My first thoughts about this book, I would have liked to read this in English. Alternatively, I would have liked to have the translation of Nadsat (the invented language the storyteller uses.) in the book rather than having to search for it online.
So, the beginning of the book was not very pleasurable at all. I found it very hard to follow Alex's thoughts. But, even when I did finally find the link online, I found it hard to follow his thoughts. This is not your usual dystopian literature where you see the world from the view of the oppressed, rather you see it from the oppressor's side, and that is not a nice view, either.
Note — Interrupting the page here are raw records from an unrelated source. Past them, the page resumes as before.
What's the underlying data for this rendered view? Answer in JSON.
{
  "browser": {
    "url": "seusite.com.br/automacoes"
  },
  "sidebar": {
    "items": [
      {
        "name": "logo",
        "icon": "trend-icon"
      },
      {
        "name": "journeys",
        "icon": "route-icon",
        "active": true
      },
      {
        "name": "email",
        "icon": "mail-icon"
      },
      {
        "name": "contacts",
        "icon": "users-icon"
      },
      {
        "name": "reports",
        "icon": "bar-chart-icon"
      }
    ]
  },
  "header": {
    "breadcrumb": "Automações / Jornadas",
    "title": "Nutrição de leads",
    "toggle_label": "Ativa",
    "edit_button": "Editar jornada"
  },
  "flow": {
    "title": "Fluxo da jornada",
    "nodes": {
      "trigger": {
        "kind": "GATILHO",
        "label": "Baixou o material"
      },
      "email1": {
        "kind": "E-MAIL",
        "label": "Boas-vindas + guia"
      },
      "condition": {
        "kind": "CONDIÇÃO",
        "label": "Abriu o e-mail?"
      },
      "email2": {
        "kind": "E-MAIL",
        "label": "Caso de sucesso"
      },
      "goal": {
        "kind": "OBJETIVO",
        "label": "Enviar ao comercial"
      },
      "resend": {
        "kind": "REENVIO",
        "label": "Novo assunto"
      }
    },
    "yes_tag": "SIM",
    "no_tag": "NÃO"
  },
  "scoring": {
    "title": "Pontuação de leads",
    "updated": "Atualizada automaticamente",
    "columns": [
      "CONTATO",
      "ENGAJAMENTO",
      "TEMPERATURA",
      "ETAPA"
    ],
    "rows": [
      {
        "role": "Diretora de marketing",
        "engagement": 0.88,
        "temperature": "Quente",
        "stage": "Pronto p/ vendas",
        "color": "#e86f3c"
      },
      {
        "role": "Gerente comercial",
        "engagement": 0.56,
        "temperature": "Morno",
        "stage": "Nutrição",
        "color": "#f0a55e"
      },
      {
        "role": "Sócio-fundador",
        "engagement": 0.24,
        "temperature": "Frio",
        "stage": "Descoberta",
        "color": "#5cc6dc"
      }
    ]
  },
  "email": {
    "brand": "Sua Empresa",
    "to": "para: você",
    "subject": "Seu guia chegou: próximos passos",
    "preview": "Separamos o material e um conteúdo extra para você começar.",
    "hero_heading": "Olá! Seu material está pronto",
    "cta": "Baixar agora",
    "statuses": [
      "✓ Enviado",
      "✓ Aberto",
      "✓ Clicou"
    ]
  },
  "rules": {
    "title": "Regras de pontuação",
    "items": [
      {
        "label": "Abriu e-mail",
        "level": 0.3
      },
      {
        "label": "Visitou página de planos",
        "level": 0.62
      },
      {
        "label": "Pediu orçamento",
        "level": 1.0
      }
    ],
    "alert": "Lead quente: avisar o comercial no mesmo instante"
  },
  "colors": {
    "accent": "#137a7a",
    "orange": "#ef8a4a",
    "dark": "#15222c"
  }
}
Maybe it is because the protagonist is only fifteen, you don't want a teenager to have such negative thoughts, to live such a violent life. Maybe it is also because life changes even for Alex and his friends.
In any case, even though there were parts of the book I enjoyed, I don't think this is a novel I would pick up again soon.
From the back cover: "Anthony Burgess's nightmare vision of a society overrun by nihilistic violence and governed by a menacing totalitarian state, 'A Clockwork Orange' includes an introduction by Blake Morrison in Penguin Modern Classics. Fifteen-year-old Alex doesn't just like ultra-violence - he also enjoys rape, drugs and Beethoven's ninth. He and his gang of droogs rampage through a dystopian future, hunting for terrible thrills. But when Alex finds himself at the mercy of the state and subject to the ministrations of Dr Brodsky, and the mind-altering treatment of the Ludovico Technique, he discovers that fun is no longer the order of the day.
The basis for Stanley Kubrick's notorious 1971 film, 'A Clockwork Orange' is both a virtuoso performance from an electrifying prose stylist and a serious exploration of the morality of free will."